Wednesday, 3 June 2015

Threat of drought in monsoon season weighs on Indian gold premium

Otmane El Rhazi from The Bullion Desk.

Gold for immediate delivery in Mumbai is available at discounts of $3-4 per ounce on recycled bars and between parity and a $0.50 premium on fresh four-nine bars, sources said.

With the wedding season ending in June, most related purchases should already have taken place by now – from mid-June to around October 22 there will be a noticeable slowdown.

The market instead is predominantly focussed on the fast-approaching monsoon season, which is expected to start any day now.

But there are widespread fears of a drought this year – India’s meteorological department downgraded its forecasts for the rains to 88 percent of a long-term average, which would be far below the typical 96-104 percent.

Since India’s 120 million farmers account for around 60 percent of domestic consumption, any impact on agricultural output can have a sustained effect on gold demand.

Domestic gold inventories also remain fairly high – the country imported 81 tonnes in April following 125 tonnes in March and around 68-70 tonnes were imported in May.
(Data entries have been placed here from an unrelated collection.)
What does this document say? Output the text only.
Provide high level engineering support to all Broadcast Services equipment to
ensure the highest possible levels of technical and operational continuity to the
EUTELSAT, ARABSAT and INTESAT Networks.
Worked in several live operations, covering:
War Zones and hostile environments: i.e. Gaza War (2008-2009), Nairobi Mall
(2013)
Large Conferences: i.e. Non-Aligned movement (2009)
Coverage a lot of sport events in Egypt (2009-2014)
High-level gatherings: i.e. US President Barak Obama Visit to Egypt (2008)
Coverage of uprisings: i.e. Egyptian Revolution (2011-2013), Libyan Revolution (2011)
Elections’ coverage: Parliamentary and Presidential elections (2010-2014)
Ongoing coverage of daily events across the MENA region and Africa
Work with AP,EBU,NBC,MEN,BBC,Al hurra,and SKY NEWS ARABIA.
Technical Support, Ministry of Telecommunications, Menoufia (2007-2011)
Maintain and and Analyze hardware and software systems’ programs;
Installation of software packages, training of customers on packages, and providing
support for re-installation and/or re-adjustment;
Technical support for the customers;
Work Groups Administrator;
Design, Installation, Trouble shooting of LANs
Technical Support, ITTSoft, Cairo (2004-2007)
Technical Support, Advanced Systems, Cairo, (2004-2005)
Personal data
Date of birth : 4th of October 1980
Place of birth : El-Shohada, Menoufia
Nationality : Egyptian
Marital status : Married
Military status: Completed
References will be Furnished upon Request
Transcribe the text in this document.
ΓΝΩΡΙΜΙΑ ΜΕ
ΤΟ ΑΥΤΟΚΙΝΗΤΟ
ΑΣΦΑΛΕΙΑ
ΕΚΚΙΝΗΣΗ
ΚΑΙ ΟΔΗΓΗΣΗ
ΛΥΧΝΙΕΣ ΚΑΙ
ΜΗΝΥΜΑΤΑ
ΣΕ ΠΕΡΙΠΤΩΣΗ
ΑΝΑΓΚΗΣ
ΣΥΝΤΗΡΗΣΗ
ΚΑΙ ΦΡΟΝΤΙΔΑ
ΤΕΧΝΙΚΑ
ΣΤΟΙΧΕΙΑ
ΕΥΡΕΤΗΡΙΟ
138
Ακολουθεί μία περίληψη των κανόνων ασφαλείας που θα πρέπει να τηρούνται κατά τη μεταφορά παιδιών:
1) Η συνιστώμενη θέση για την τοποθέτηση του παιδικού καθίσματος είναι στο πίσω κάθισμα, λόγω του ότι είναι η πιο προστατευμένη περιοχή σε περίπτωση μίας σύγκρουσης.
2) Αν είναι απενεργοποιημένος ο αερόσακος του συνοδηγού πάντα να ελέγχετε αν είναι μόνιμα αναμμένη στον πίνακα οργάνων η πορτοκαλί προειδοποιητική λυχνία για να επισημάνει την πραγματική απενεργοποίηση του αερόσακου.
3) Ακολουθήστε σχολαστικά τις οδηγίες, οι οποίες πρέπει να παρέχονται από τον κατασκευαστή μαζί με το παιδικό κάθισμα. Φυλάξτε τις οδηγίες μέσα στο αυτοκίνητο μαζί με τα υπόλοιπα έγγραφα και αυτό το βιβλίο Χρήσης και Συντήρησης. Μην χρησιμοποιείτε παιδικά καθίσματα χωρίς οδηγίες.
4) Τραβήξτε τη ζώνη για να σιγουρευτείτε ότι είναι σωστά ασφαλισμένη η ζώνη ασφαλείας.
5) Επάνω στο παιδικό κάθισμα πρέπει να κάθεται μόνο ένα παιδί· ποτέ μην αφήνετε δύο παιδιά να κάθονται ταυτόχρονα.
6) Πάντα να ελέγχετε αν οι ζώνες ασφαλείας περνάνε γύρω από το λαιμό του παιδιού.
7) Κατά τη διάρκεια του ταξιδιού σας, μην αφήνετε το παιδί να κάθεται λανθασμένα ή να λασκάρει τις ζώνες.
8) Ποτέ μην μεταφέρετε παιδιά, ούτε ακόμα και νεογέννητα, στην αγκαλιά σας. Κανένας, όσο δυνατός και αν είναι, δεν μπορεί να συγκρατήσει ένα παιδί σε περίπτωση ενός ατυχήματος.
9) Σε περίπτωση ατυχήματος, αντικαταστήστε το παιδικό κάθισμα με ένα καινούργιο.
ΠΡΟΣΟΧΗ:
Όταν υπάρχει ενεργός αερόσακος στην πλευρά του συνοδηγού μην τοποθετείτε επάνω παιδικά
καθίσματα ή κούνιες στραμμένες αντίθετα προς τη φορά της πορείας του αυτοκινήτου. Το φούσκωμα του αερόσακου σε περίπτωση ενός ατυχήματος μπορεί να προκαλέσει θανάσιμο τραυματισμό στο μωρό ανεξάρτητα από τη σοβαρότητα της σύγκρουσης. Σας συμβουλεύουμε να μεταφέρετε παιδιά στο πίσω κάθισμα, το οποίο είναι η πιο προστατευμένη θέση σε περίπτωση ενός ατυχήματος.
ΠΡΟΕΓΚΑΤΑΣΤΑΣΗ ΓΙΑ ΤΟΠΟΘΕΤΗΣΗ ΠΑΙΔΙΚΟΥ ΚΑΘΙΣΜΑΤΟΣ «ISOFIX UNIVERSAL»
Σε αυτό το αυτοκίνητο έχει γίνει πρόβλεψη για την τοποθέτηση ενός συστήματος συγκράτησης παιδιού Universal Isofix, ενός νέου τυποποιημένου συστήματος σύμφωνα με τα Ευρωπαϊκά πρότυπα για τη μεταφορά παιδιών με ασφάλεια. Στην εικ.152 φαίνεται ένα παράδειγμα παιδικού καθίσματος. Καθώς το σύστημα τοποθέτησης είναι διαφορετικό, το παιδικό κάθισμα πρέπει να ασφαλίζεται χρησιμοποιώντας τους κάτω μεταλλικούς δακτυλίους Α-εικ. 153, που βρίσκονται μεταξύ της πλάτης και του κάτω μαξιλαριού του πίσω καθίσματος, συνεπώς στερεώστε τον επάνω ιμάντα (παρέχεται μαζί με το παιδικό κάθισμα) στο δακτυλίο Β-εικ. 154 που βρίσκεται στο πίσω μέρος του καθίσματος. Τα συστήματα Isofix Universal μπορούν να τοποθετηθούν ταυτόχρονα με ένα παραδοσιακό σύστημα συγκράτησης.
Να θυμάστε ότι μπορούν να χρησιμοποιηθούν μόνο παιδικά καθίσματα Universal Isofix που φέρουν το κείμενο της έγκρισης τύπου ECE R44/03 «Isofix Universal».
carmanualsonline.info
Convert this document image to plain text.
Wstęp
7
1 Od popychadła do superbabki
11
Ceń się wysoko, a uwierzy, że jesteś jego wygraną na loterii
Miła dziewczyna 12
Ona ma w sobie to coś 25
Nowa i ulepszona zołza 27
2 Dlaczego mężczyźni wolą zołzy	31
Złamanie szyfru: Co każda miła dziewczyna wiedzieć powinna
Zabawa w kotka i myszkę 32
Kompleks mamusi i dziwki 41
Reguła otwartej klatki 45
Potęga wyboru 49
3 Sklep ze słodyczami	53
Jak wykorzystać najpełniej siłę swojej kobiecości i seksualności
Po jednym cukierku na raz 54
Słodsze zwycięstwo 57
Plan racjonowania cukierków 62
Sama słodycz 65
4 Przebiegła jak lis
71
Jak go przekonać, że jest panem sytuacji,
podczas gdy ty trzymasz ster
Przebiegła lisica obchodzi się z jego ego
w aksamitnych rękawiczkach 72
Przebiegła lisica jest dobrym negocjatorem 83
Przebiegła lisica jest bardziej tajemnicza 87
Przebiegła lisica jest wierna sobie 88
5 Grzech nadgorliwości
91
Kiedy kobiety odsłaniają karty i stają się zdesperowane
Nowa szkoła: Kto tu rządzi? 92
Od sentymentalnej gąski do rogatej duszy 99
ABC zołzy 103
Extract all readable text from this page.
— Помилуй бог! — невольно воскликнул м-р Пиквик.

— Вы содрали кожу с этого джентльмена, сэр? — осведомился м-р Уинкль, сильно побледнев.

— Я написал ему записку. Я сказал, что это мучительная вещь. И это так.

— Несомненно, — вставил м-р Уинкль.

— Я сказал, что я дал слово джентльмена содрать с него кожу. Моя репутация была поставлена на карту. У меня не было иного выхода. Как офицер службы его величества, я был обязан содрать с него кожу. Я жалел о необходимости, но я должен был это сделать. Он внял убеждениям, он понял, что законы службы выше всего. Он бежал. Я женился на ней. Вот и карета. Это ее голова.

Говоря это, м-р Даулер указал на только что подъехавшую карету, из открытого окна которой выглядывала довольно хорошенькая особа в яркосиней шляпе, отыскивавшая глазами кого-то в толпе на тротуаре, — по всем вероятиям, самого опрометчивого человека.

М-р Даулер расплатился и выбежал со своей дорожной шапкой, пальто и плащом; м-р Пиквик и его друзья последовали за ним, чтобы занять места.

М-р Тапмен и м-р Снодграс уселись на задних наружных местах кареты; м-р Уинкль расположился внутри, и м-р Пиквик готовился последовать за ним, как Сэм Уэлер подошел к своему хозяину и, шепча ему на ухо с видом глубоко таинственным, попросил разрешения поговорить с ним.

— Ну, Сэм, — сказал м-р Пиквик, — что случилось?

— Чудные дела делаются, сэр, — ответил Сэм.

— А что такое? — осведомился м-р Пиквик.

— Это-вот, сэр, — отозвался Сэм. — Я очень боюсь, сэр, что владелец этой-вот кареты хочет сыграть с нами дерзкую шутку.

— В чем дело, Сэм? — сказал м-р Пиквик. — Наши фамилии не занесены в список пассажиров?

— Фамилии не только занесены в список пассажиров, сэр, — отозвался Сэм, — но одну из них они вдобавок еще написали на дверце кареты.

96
The official figure is not due until mid-June.

In other markets, demand in Shanghai continues to look dull, local traders said. The premium in Shanghai was quoted at around $1.50-2 over spot, with participants keeping their powder dry while awaiting any news to drive the markets one way or the other.

“The market is nervous – most people are waiting on the sidelines and it’s all dollar-related moves at the moment,” MKS’ Bernard Sin told FastMarkets. “There’s buying interest on the dips around $1,180 but there’s a lot of selling around the $1,200 mark.”

Spot gold was last between these two poles, trading at a little changed $1,190.40/1,191.20 per ounce.

Withdrawals from the SGE – a useful barometer for local wholesale demand – for the week ending May 22 were 42.49 tonnes. More than 945 tonnes have passed through the vaults in 2015.

But the weekly totals have been slowly easing since mid-April – it was around 40 tonnes in April compared with nearer 50 tonnes in March; it may have fallen further in May.

In Tokyo, the weaker yen and generally subdued tone kept premiums fairly stagnant.

The market remains around parity, sources indicated, with some small discounts of around 50 cents to the London spot price – slow demand particularly in Hong Kong and China is weighing.

The Turkish market also remained fairly stagnant, with many consumers now looking ahead to Sunday’s crucial elections, which are likely to have implications for the country’s economy. Economic instability and double-digit unemployment have long hindered gold consumption in Turkey.

Today, the premium remained at parity with some small discounts on the favoured .995 LBMA 1kg bar, according to Troy Precious Metals GoldTakas system.

In Dubai, the market has dropped into small discounts of around 50 cents on .9999 and .995 bars.

In other locations, Hong Kong sources pegged the premium at $1.00 over spot, in Singapore around $1.10 and in Bangkok at a small discount.